Без сомнения, именно соображения такого рода должны быть приняты для объяснения того факта, что наши университеты построены исключительно для служения податливому уму, в то время как единственное образование сердца должно быть получено от общения с соседним сердцем и в обычных жизненных курсах. Жизнь — его единственный университет. Ум — монарх, чьи законы претендуют на верховенство в тех землях, которые хвастаются движениями цивилизации, и он должен командовать всеми инструментами образования. По крайней мере, такова теория конституции современного мира.

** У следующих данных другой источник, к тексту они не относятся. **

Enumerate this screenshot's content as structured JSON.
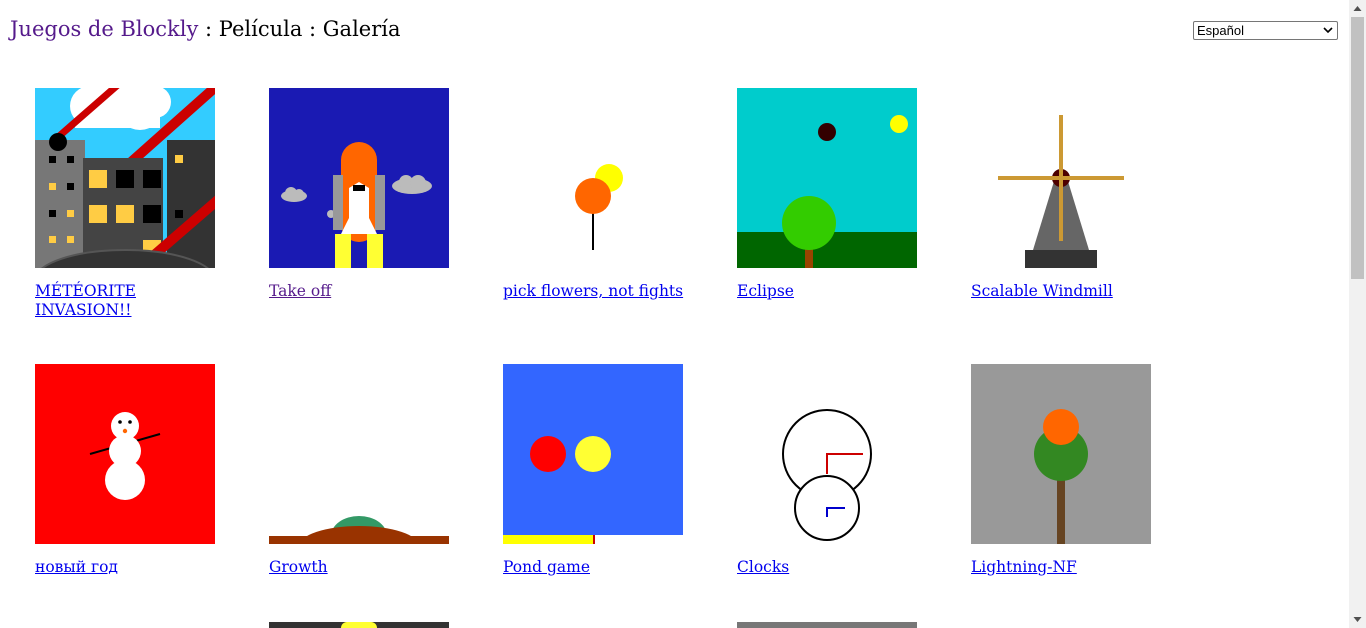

Следует подозревать, что, по сути дела, ум — один из тех современных монархов, которые царствуют, но не правят. Тот старый Дом общин, та популярная палата, в которой страсти, предрассудки, врожденные, бездумные привязанности, давно отвергнутые умом, имеют свое полное представительство, контролирует большую часть фактического ведения дел. Выходя из фигуры, разумная мысль — это, хотя, возможно, председательствующая, но еще не правящая сила в мире. В жизни и в литературе она подчинена. Будущее может принадлежать ей; но настоящее и прошлое — нет. Вера и добродетель не носят ее ливреи; дружба, лояльность, патриотизм не черпают из нее свои мотивы. Она не предоставляет материал для тех масс привычки, бесспорной традиции и заветной веры, которые являются балластом каждого устойчивого корабля государства, позволяя ему безопасно расправлять паруса на ветрах прогресса и даже стоять перед штормами революции. И это факт, который имеет свое отражение в литературе. Существует литература разумной мысли; но большая часть тех сочинений, которые мы считаем достойными этого великого имени, является продуктом не разумной мысли, а воображения и духовного видения тех, кто видит, — сочинения, окрыленные не знанием, а сочувствием, чувством, сердечностью. Даже литература разумной мысли получает свою жизнь не от своей логики, а от духа, проницательности и вдохновения, которые являются проводником ее логики. Мысль председательствует, но чувство обладает исполнительной властью; мотивные функции принадлежат чувству.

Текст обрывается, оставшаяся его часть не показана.